Jetzt lag er hier, neben seinem Vater, der vor nur einem halben Jahr ebenfalls gestorben war. Die einzigen noch lebendigen männlichen Blacks waren nun Sirius selbst, sein Onkel Cygnus und seine Großväter Pollux und Arcturus. Die würden jedoch wohl keine Nachkommen mehr zeugen, jetzt war Sirius die letzte Hoffnung der Blacks, dass ihre Linie nicht aussterben würde… Er schnaubte unhörbar. Ausgerechnet er.
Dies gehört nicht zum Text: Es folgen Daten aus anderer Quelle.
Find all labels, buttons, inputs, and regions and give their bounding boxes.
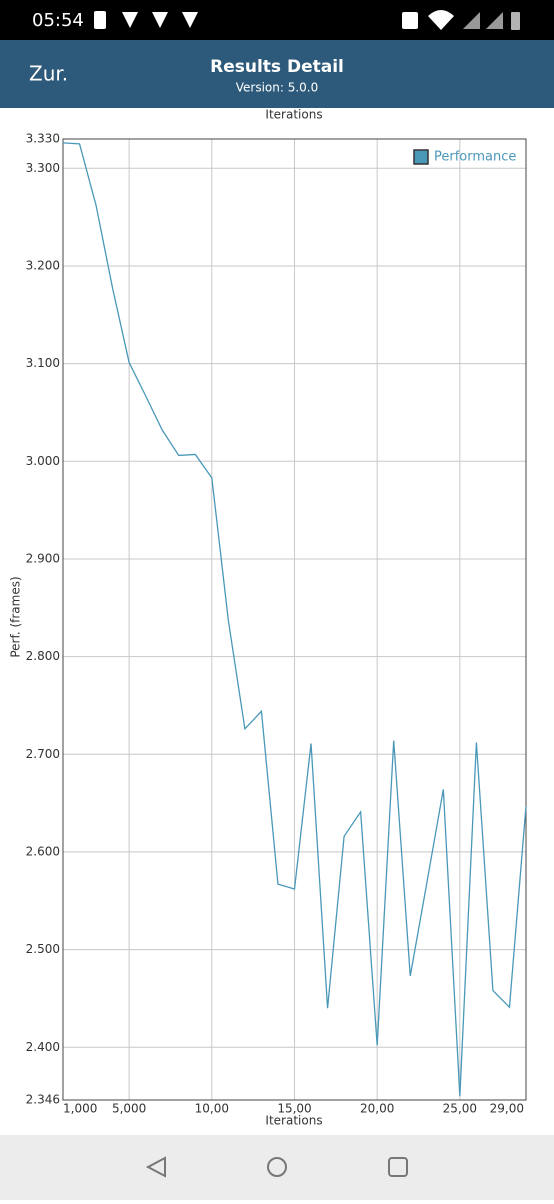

Nun trat auch seine Mutter zurück. Sie warf ihm einen letzten hasserfüllten Blick zu, sagte jedoch nichts und verschwand in dem grauen Herbstwetter. Erst jetzt kam Sirius hinter dem Busch hervor und schritt langsam auf das Grab zu. Seine Mine war noch immer unbewegt, als er erst auf den Sarg seines kleinen Bruders hinabblickte und dann auf den grauen gemeißelten Grabstein.

REGULUS ARCTURUS BLACK

23.07.1961 – 18.11.1979

Toujours Pur – Der kleine König

Achtzehn Jahre alt war er geworden, dieser Dummkopf. Sirius verdammte seine Eltern für ihren Fanatismus und den Wahn in dem sie sich befunden hatten, Regulus für seine Blindheit und Naivität und auch sich selbst, dafür, dass er es zugelassen hatte. Dafür, dass er den Abgrund gesehen hatte auf den sein Bruder zielstrebig zusteuerte und dennoch nichts dagegen getan hatte.

Fast eine halbe Stunde verharrte er so. Die Hände tief in den Taschen seines langen Mantels vergraben, den Kragen hochgeklappt um ihn gegen den Wind zu schützen, starrte er auf das, was von seinem Bruder noch übrig geblieben war. „Du hast es nicht besser gewusst", flüsterte er. „Ich hätte besser auf dich aufpassen sollen."

Er trat ein paar Schritte zurück. „Leb wohl, Regulus." Mit einem leisen Knall apparierte er und zurück blieb nur der Schatten einer Erinnerung.